Seaman Jennifer B, Erlen Judith A
Jennifer B. Seaman, PhD, RN, Post-Doctoral Fellow (T32 HL007820), Department of Critical Care Medicine, University of Pittsburgh, Pittsburgh, PA. Judith A. Erlen, PhD, RN, FAAN, Professor and Chair, Department of Health and Community Systems, University of Pittsburgh, Pittsburgh, PA.
Orthop Nurs. 2015 Jul-Aug;34(4):235-40; quiz 241-2. doi: 10.1097/NOR.0000000000000161.

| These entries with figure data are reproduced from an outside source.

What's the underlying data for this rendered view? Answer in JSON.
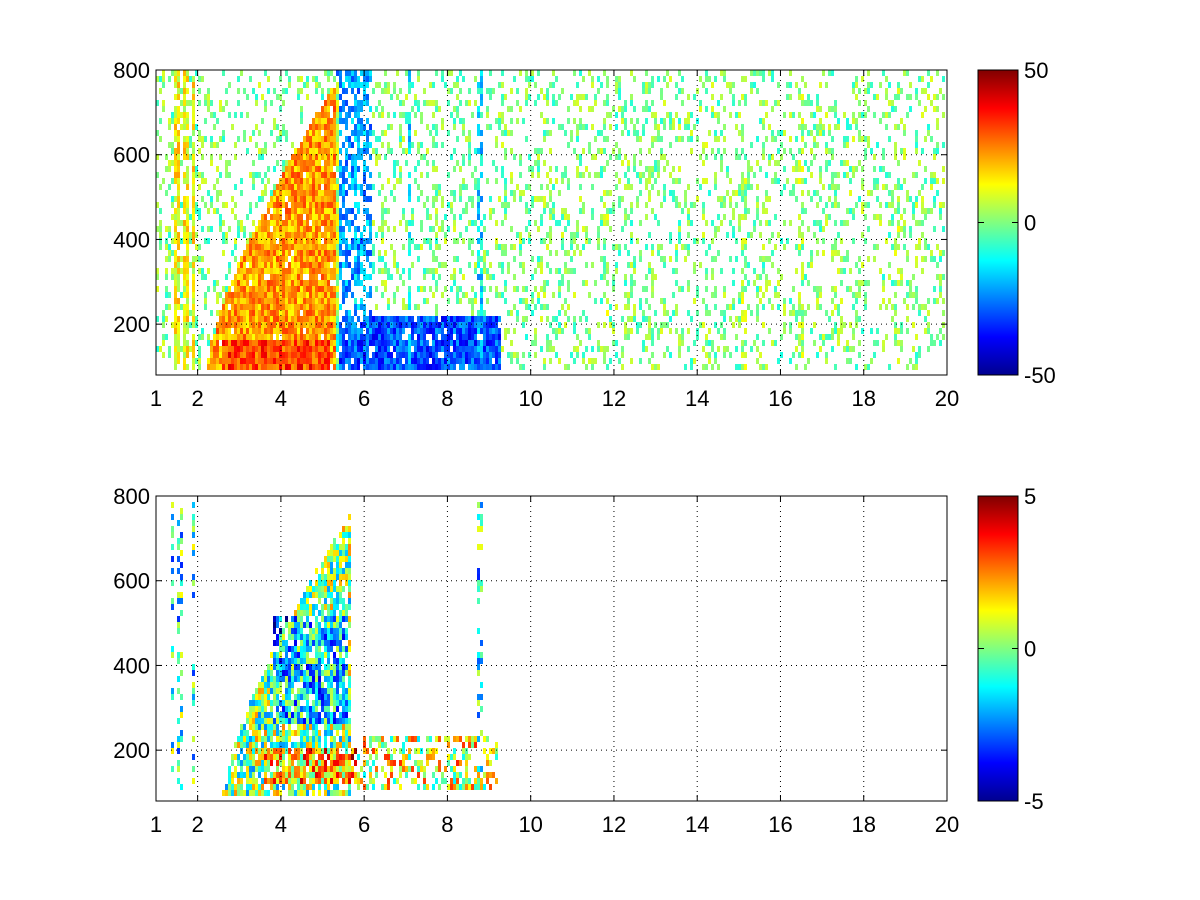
{
  "chart_data": [
    {
      "type": "heatmap",
      "title": "",
      "xlabel": "",
      "ylabel": "",
      "xlim": [
        1,
        20
      ],
      "ylim": [
        80,
        800
      ],
      "x_ticks": [
        1,
        2,
        4,
        6,
        8,
        10,
        12,
        14,
        16,
        18,
        20
      ],
      "y_ticks": [
        200,
        400,
        600,
        800
      ],
      "grid": true,
      "colormap": "jet",
      "colorbar": {
        "min": -50,
        "max": 50,
        "ticks": [
          -50,
          0,
          50
        ]
      },
      "noise_level": 10,
      "fill_probability": 0.25,
      "regions": [
        {
          "shape": "wedge",
          "x_range": [
            2.2,
            5.4
          ],
          "y_peak": 780,
          "value": 22,
          "weight": 0.95
        },
        {
          "shape": "band",
          "x_range": [
            2.6,
            5.2
          ],
          "y_range": [
            90,
            160
          ],
          "value": 40,
          "weight": 1.0
        },
        {
          "shape": "band",
          "x_range": [
            5.3,
            9.3
          ],
          "y_range": [
            90,
            220
          ],
          "value": -30,
          "weight": 0.9
        },
        {
          "shape": "band",
          "x_range": [
            5.3,
            6.2
          ],
          "y_range": [
            160,
            800
          ],
          "value": -22,
          "weight": 0.55
        },
        {
          "shape": "columns",
          "x": [
            1.5,
            1.7,
            1.9
          ],
          "y_range": [
            80,
            800
          ],
          "value": 12,
          "weight": 0.85
        },
        {
          "shape": "columns",
          "x": [
            5.8,
            7.1,
            8.8
          ],
          "y_range": [
            80,
            800
          ],
          "value": -15,
          "weight": 0.65
        },
        {
          "shape": "columns",
          "x": [
            11.8,
            14.2,
            15.1,
            16.5,
            18.8
          ],
          "y_range": [
            80,
            800
          ],
          "value": 3,
          "weight": 0.4
        }
      ]
    },
    {
      "type": "heatmap",
      "title": "",
      "xlabel": "",
      "ylabel": "",
      "xlim": [
        1,
        20
      ],
      "ylim": [
        80,
        800
      ],
      "x_ticks": [
        1,
        2,
        4,
        6,
        8,
        10,
        12,
        14,
        16,
        18,
        20
      ],
      "y_ticks": [
        200,
        400,
        600,
        800
      ],
      "grid": true,
      "colormap": "jet",
      "colorbar": {
        "min": -5,
        "max": 5,
        "ticks": [
          -5,
          0,
          5
        ]
      },
      "noise_level": 2.5,
      "fill_probability": 0.0,
      "regions": [
        {
          "shape": "wedge",
          "x_range": [
            2.6,
            5.7
          ],
          "y_peak": 760,
          "value": 0,
          "weight": 0.85
        },
        {
          "shape": "band",
          "x_range": [
            3.8,
            5.6
          ],
          "y_range": [
            260,
            520
          ],
          "value": -3.5,
          "weight": 0.6
        },
        {
          "shape": "band",
          "x_range": [
            3.6,
            5.8
          ],
          "y_range": [
            120,
            200
          ],
          "value": 3.5,
          "weight": 0.85
        },
        {
          "shape": "band",
          "x_range": [
            5.8,
            9.2
          ],
          "y_range": [
            100,
            230
          ],
          "value": 1,
          "weight": 0.45
        },
        {
          "shape": "columns",
          "x": [
            1.4,
            1.6,
            1.9
          ],
          "y_range": [
            100,
            780
          ],
          "value": -1,
          "weight": 0.4
        },
        {
          "shape": "columns",
          "x": [
            8.8
          ],
          "y_range": [
            100,
            780
          ],
          "value": -1,
          "weight": 0.3
        }
      ]
    }
  ]
}
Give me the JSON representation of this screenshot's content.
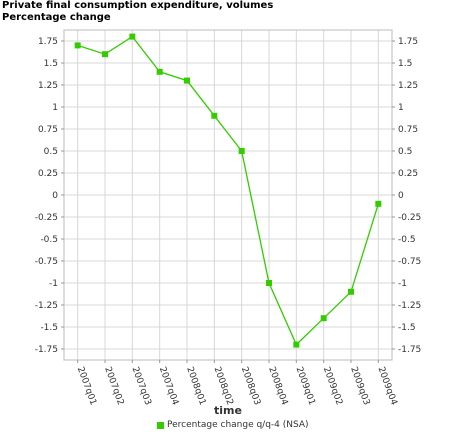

Nursing workarounds have garnered increased attention over the past 15 years, corresponding with an increased focus on patient safety and evidence-based practice and a rise in the use of health information technologies (HITs). Workarounds have typically been viewed as deviations from best practice that put patients at risk for poor outcomes. However, this narrow view fails to take into consideration the multifactorial origins of workarounds. The authors explore the ways in which evidence-based protocols and HIT, designed to improve patient safety and quality, can have an unintended consequence of increasing the likelihood of nurses engaging in workarounds. The article also examines workarounds considering the ethical obligations of both nurses and administrative leaders to optimize patient safety and quality.
在过去15年里,护理工作中的变通方法受到了越来越多的关注,这与对患者安全和循证实践的关注度提高以及健康信息技术(HITs)使用的增加相一致。变通方法通常被视为偏离最佳实践的行为,会使患者面临不良后果的风险。然而,这种狭隘的观点没有考虑到变通方法的多因素起源。作者探讨了旨在提高患者安全和质量的循证方案和健康信息技术如何会产生意外后果,增加护士采取变通方法的可能性。本文还从护士和行政领导优化患者安全和质量的道德义务角度审视了变通方法。